Hemen hepsi Ehli Suffadan ve Hafız olan yetmiş kadar tebliğci sahabenin, Necid kabilesine Resulüllahın davet mektubunu iletip dönerken yolda pusu kuran Beni Süleym kabilesince katledilmesi üzerine Efendimiz bir ay boyunca, Şafii mezhebinde olanların örnek alıp yaptığı gibi, sabah namazının ikinci rekâtının rükûundan doğrulunca bu zalimlere devamlı beddua etmiş ve Allah'ın gazabına uğrayan Necitlilerden tam 700 kişi yakalandıkları veba ve taun salgınından geberip gitmişlerdi.

Bunun gibi biz de; Irak'ta masum ve mazlum 200 bin Müslüman'ı katleden ve on binlerce kızın ve kadının ırzına geçen Haçlılara da, Türkiye'deki suç ortaklarına da böyle beddua ediyoruz…

Nemelazımcılık

Şimdi bütün bu olup bitenler karşısında "Bana ne, nemelazım, boş ver" diyebilir miyiz?…

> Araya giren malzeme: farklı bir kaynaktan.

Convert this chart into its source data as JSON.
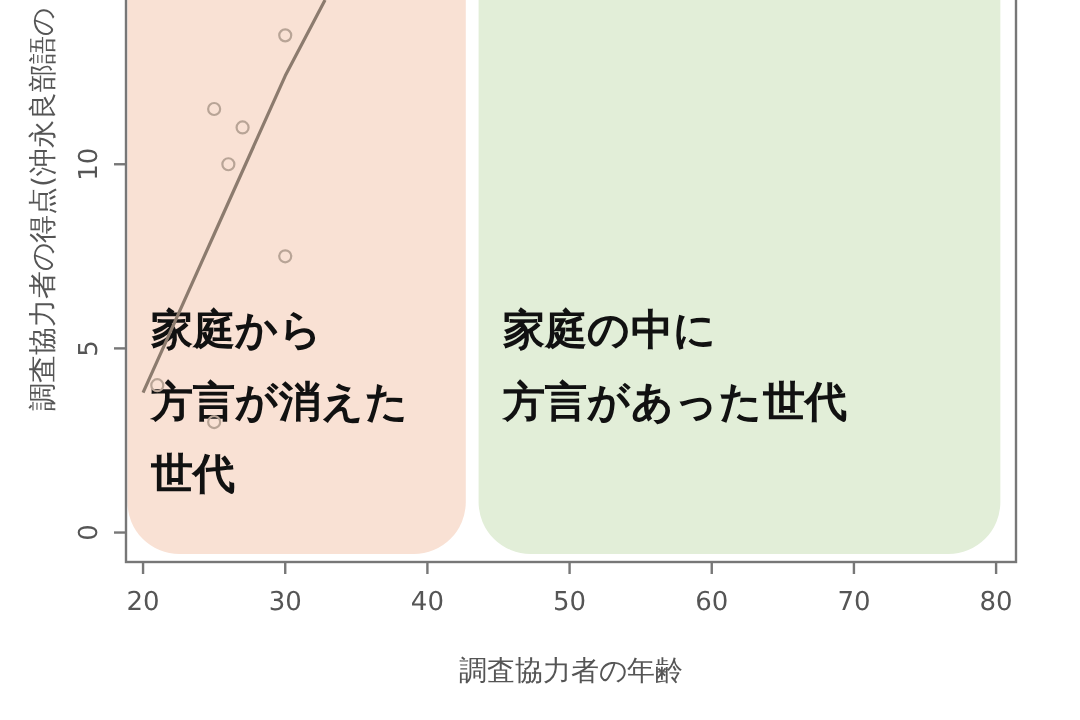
{
  "chart_data": {
    "type": "scatter",
    "xlabel": "調査協力者の年齢",
    "ylabel": "調査協力者の得点(沖永良部語の",
    "xlim": [
      18.8,
      81.4
    ],
    "ylim": [
      -0.8,
      14.46
    ],
    "xticks": [
      20,
      30,
      40,
      50,
      60,
      70,
      80
    ],
    "yticks": [
      0,
      5,
      10
    ],
    "grid": false,
    "series": [
      {
        "marker": "circle",
        "color": "#b8a496",
        "x": [
          21,
          25,
          25,
          26,
          27,
          30,
          30
        ],
        "values": [
          4,
          3,
          11.5,
          10,
          11,
          13.5,
          7.5
        ]
      },
      {
        "type": "line",
        "color": "#8c7b6e",
        "x": [
          20,
          25,
          30,
          32.8
        ],
        "values": [
          3.8,
          8.1,
          12.4,
          14.46
        ]
      }
    ],
    "bands": [
      {
        "axis": "x",
        "from": 18.9,
        "to": 42.7,
        "label": "家庭から方言が消えた世代",
        "color": "#f9e1d4"
      },
      {
        "axis": "x",
        "from": 43.6,
        "to": 80.3,
        "label": "家庭の中に方言があった世代",
        "color": "#e2eed8"
      }
    ]
  }
}
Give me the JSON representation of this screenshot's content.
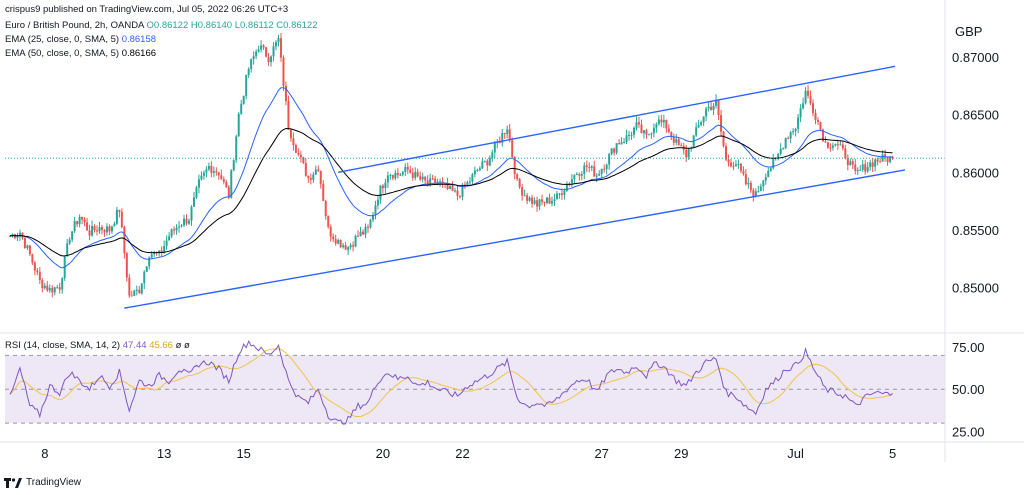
{
  "header": {
    "credit": "crispus9 published on TradingView.com, Jul 05, 2022 06:26 UTC+3"
  },
  "legend": {
    "symbol": "Euro / British Pound, 2h, OANDA",
    "ohlc": "O0.86122 H0.86140 L0.86112 C0.86122",
    "ema25_label": "EMA (25, close, 0, SMA, 5)",
    "ema25_value": "0.86158",
    "ema50_label": "EMA (50, close, 0, SMA, 5)",
    "ema50_value": "0.86166",
    "rsi_label": "RSI (14, close, SMA, 14, 2)",
    "rsi_value": "47.44",
    "rsi_sma_value": "45.66",
    "rsi_extra": "ø ø"
  },
  "branding": {
    "name": "TradingView"
  },
  "colors": {
    "up": "#26a69a",
    "down": "#ef5350",
    "ema25": "#2962ff",
    "ema50": "#000000",
    "channel": "#2962ff",
    "rsi": "#7e57c2",
    "rsi_ma": "#f0c44c",
    "rsi_band": "#ede7f6"
  },
  "chart_data": [
    {
      "type": "candlestick",
      "currency": "GBP",
      "y_ticks": [
        "0.87000",
        "0.86500",
        "0.86000",
        "0.85500",
        "0.85000"
      ],
      "ylim": [
        0.8463,
        0.8734
      ],
      "x_ticks": [
        "8",
        "13",
        "15",
        "20",
        "22",
        "27",
        "29",
        "Jul",
        "5"
      ],
      "last_price": 0.86122,
      "close_path": [
        [
          0,
          0.8545
        ],
        [
          4,
          0.8548
        ],
        [
          8,
          0.8528
        ],
        [
          12,
          0.8505
        ],
        [
          16,
          0.8498
        ],
        [
          20,
          0.8501
        ],
        [
          24,
          0.8545
        ],
        [
          28,
          0.8562
        ],
        [
          32,
          0.8548
        ],
        [
          36,
          0.8552
        ],
        [
          40,
          0.855
        ],
        [
          44,
          0.8568
        ],
        [
          48,
          0.8492
        ],
        [
          52,
          0.8498
        ],
        [
          56,
          0.853
        ],
        [
          60,
          0.8528
        ],
        [
          64,
          0.8545
        ],
        [
          68,
          0.8555
        ],
        [
          72,
          0.856
        ],
        [
          76,
          0.859
        ],
        [
          80,
          0.8605
        ],
        [
          84,
          0.86
        ],
        [
          88,
          0.858
        ],
        [
          92,
          0.865
        ],
        [
          96,
          0.869
        ],
        [
          100,
          0.871
        ],
        [
          104,
          0.87
        ],
        [
          108,
          0.8715
        ],
        [
          112,
          0.864
        ],
        [
          116,
          0.8615
        ],
        [
          120,
          0.8595
        ],
        [
          124,
          0.8605
        ],
        [
          128,
          0.855
        ],
        [
          132,
          0.854
        ],
        [
          136,
          0.8535
        ],
        [
          140,
          0.8545
        ],
        [
          144,
          0.855
        ],
        [
          148,
          0.858
        ],
        [
          152,
          0.86
        ],
        [
          156,
          0.8598
        ],
        [
          160,
          0.8602
        ],
        [
          164,
          0.8595
        ],
        [
          168,
          0.859
        ],
        [
          172,
          0.8592
        ],
        [
          176,
          0.8585
        ],
        [
          180,
          0.858
        ],
        [
          184,
          0.859
        ],
        [
          188,
          0.8602
        ],
        [
          192,
          0.861
        ],
        [
          196,
          0.8625
        ],
        [
          200,
          0.864
        ],
        [
          204,
          0.859
        ],
        [
          208,
          0.8578
        ],
        [
          212,
          0.8572
        ],
        [
          216,
          0.8575
        ],
        [
          220,
          0.8578
        ],
        [
          224,
          0.859
        ],
        [
          228,
          0.86
        ],
        [
          232,
          0.8605
        ],
        [
          236,
          0.8598
        ],
        [
          240,
          0.861
        ],
        [
          244,
          0.8625
        ],
        [
          248,
          0.863
        ],
        [
          252,
          0.864
        ],
        [
          256,
          0.863
        ],
        [
          260,
          0.8645
        ],
        [
          264,
          0.864
        ],
        [
          268,
          0.8625
        ],
        [
          272,
          0.8615
        ],
        [
          276,
          0.8635
        ],
        [
          280,
          0.8655
        ],
        [
          284,
          0.866
        ],
        [
          288,
          0.861
        ],
        [
          292,
          0.8608
        ],
        [
          296,
          0.859
        ],
        [
          300,
          0.858
        ],
        [
          304,
          0.86
        ],
        [
          308,
          0.861
        ],
        [
          312,
          0.863
        ],
        [
          316,
          0.864
        ],
        [
          320,
          0.867
        ],
        [
          324,
          0.865
        ],
        [
          328,
          0.8625
        ],
        [
          332,
          0.8625
        ],
        [
          336,
          0.8615
        ],
        [
          340,
          0.8598
        ],
        [
          344,
          0.8605
        ],
        [
          348,
          0.861
        ],
        [
          352,
          0.8612
        ],
        [
          355,
          0.8612
        ]
      ],
      "channel": {
        "upper": [
          [
            48,
            0.848
          ],
          [
            0,
            0
          ],
          [
            0,
            0
          ]
        ],
        "lines": [
          {
            "name": "upper",
            "from": [
              132,
              0.86
            ],
            "to": [
              356,
              0.8692
            ]
          },
          {
            "name": "lower",
            "from": [
              46,
              0.8482
            ],
            "to": [
              360,
              0.8602
            ]
          }
        ]
      }
    },
    {
      "type": "line",
      "name": "RSI",
      "y_ticks": [
        "75.00",
        "50.00",
        "25.00"
      ],
      "ylim": [
        20,
        82
      ],
      "band": [
        30,
        70
      ],
      "x_ticks": [
        "8",
        "13",
        "15",
        "20",
        "22",
        "27",
        "29",
        "Jul",
        "5"
      ],
      "rsi_path": [
        [
          0,
          45
        ],
        [
          4,
          62
        ],
        [
          8,
          40
        ],
        [
          12,
          35
        ],
        [
          16,
          52
        ],
        [
          20,
          48
        ],
        [
          24,
          60
        ],
        [
          28,
          55
        ],
        [
          32,
          50
        ],
        [
          36,
          58
        ],
        [
          40,
          52
        ],
        [
          44,
          60
        ],
        [
          48,
          38
        ],
        [
          52,
          55
        ],
        [
          56,
          52
        ],
        [
          60,
          58
        ],
        [
          64,
          55
        ],
        [
          68,
          62
        ],
        [
          72,
          58
        ],
        [
          76,
          65
        ],
        [
          80,
          66
        ],
        [
          84,
          62
        ],
        [
          88,
          55
        ],
        [
          92,
          72
        ],
        [
          96,
          78
        ],
        [
          100,
          74
        ],
        [
          104,
          70
        ],
        [
          108,
          76
        ],
        [
          112,
          55
        ],
        [
          116,
          45
        ],
        [
          120,
          42
        ],
        [
          124,
          50
        ],
        [
          128,
          35
        ],
        [
          132,
          30
        ],
        [
          136,
          32
        ],
        [
          140,
          40
        ],
        [
          144,
          42
        ],
        [
          148,
          55
        ],
        [
          152,
          60
        ],
        [
          156,
          56
        ],
        [
          160,
          58
        ],
        [
          164,
          52
        ],
        [
          168,
          54
        ],
        [
          172,
          50
        ],
        [
          176,
          48
        ],
        [
          180,
          46
        ],
        [
          184,
          52
        ],
        [
          188,
          55
        ],
        [
          192,
          58
        ],
        [
          196,
          62
        ],
        [
          200,
          66
        ],
        [
          204,
          45
        ],
        [
          208,
          40
        ],
        [
          212,
          42
        ],
        [
          216,
          40
        ],
        [
          220,
          44
        ],
        [
          224,
          50
        ],
        [
          228,
          55
        ],
        [
          232,
          56
        ],
        [
          236,
          48
        ],
        [
          240,
          58
        ],
        [
          244,
          62
        ],
        [
          248,
          60
        ],
        [
          252,
          64
        ],
        [
          256,
          58
        ],
        [
          260,
          66
        ],
        [
          264,
          62
        ],
        [
          268,
          55
        ],
        [
          272,
          52
        ],
        [
          276,
          60
        ],
        [
          280,
          66
        ],
        [
          284,
          68
        ],
        [
          288,
          48
        ],
        [
          292,
          46
        ],
        [
          296,
          40
        ],
        [
          300,
          36
        ],
        [
          304,
          50
        ],
        [
          308,
          55
        ],
        [
          312,
          62
        ],
        [
          316,
          64
        ],
        [
          320,
          72
        ],
        [
          324,
          60
        ],
        [
          328,
          50
        ],
        [
          332,
          48
        ],
        [
          336,
          46
        ],
        [
          340,
          40
        ],
        [
          344,
          45
        ],
        [
          348,
          48
        ],
        [
          352,
          47
        ],
        [
          355,
          47.44
        ]
      ]
    }
  ]
}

Osmanlı'nın yıkılış sebeplerine dair çok şey söylenip yazıldı. "Yeniçeri'nin yozlaşması" dendi, "Sanayi Devrimi'nden geri kalması" dendi… Belki de söylenegelen sebeplerin hepsinde birer hakikat payı vardı. Fakat yıkılışın önemli bir sebebi var ki, Osmanlı'nın hem de en zirvede olduğu zamanda dile getirilmişti: nemelâzımcılık. Bu içtimaî karadelik tarih boyunca, nice fert, topluluk, cemaat, devlet ve imparatorluğu yutmuştu.

Kanunî Sultan Süleyman, devletini olabilecek en yüksek seviyelere çıkarır; ama "Günün birinde Osmanoğulları da inişe geçer, çökmeye yüz tutar mı?" diye de zaman zaman düşünür ve endişelenir.

Birçok meselede olduğu gibi, bu endişe edilecek düşüncesini de sütkardeşi meşhur âlim Yahya Efendi'ye açmaya karar verir. Keşfine, kerametine inandığı Yahya Efendi'ye el yazısıyla bir mektup gönderir: "Sen ilâhî sırlara vâkıfsın. Kerem eyleyip, bizi aydınlatasın. Bir devlet hangi hâlde çöker? Osmanoğulları'nın âkibeti nasıl olur? Bir gün olur da izmihlâle uğrar mı?" diye özetler endişesini.

Devrin kudretli sultanı Muhteşem Süleyman'dan gelen bu mektubu okuyan Yahya Efendi'nin cevabı ise gayet kısadır: "Nemelâzım be Sultanım!"

Topkapı Sarayı'nda bu cevabı hayretle okuyan Sultan, bu söze bir mânâ veremez, endişesi daha da artar. Zîrâ Yahya Efendi gibi bir zât, ciddi bir meseleye böylesine basit bir cevap vermezdi, vermemeliydi…

Söylenmeye başlar:

"Acaba bilmediğimiz bir mânâ mı vardır bu cevapta?"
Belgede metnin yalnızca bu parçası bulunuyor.